STARKVILLE, Miss.--Led by a strong desire to further her education and broaden her professional horizons, 32-year-old Saodat Mukimova left her family, her children and her comfort zone to spend a year at Mississippi State.
More than 7,000 miles from her home in the former Soviet republic of Tajikistan, she has spent almost every waking hour since last August soaking up all the knowledge the university's College of Architecture, Art and Design can provide.
"In my culture, women depend more on men," the quiet, soft-voiced brunette observed. "Here, I have to depend on myself. It's been a good experience."
Approximately the size of Wisconsin, Tajikistan is bordered on the east by China, on the south by Afghanistan and Pakistan, and on the west by Uzbekistan.
An architecture instructor at Tajik Technical University in the capital city of Dushanbe, Mukimova is visiting MSU through the U.S. State Department-sponsored Junior Faculty Development Program. Though her native language is Russian, she also speaks Tajik (the state language), Uzbek, and English.
Administered by the American Council for International Education, JFDP sponsors international fellows from a variety of university disciplines. For the 2004-05 year, however, only three applied for architecture fellowships, said associate college dean Jane Greenwood.
"It's a very competitive program," said Greenwood, Mukimova's faculty adviser. Phil Bonfanti, director of MSU's International Services Office and her institutional host, agreed, adding, "The program's overall goals are to increase access to educational resources and to new educational perspectives."
Mukimova admitted that she initially lacked confidence in her English-language proficiencies. To improve her skills, she continues to observe and participate in MSU classes as she develops a host of ideas for new courses to teach after returning home.
Among the ideas are a future class on global cultural pluralism and art as a language of intercultural communication. That interest actually led to a research report that Mukimova presented last fall at the International Conference on the Arts and Humanities in Hawaii.
"It was my first-ever presentation in English, but I was not nervous," she said with a laugh.
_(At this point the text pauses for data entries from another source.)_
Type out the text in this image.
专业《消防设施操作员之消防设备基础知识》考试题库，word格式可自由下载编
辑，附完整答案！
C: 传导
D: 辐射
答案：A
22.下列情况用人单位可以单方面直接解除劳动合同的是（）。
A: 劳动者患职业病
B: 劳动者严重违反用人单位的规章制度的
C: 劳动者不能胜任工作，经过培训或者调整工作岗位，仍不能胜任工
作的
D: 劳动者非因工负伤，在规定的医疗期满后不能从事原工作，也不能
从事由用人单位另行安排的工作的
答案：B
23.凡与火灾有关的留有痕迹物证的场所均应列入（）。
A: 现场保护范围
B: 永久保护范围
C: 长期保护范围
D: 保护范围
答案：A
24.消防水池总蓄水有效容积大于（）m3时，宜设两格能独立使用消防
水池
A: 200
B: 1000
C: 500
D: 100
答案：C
Her report, co-authored with Greenwood, dealt with the conflict between architectural tradition and innovation, especially in the construction of mosques in the U.S. and in Tajikistan.
"While international fellows are encouraged to research and to present papers, this was quite an accomplishment," Greenwood observed.
Before Mukimova returns to Tajikistan in July, she also will participate in a two-month working internship with an architectural firm, possibly in Washington, D.C.
"The interchange with Saodat is providing a wonderful opportunity for Mississippi State students and faculty to develop new cultural perspectives," Greenwood said. "We're learning, and she's learning."
For Mukimova, perhaps the most difficult part of the undertaking has been the temporary isolation from her husband and two children, ages 7 and 2. She is consoled, however, by the confidence that they are being well cared for by her mother.
She also is confident that she will return to Tajikistan with a new understanding of herself and her vocation.
"The most important goal in my country is survival," she says. "Because I have to have two and three jobs to earn money, I couldn't be immersed in architecture this way."
The fellowship program has "deepened my sense of what I'd like to do," she said. The experience here has given her "totally new views of architecture and I've started to look differently at space and how it impacts people," she added.
Both Mukimova and her MSU hosts expressed hope that the friendship won't end with her return home.
"The Tajik embassy has grant programs for alumni of the Junior Faculty Program," Greenwood said. "We hope to develop opportunities for further exchange."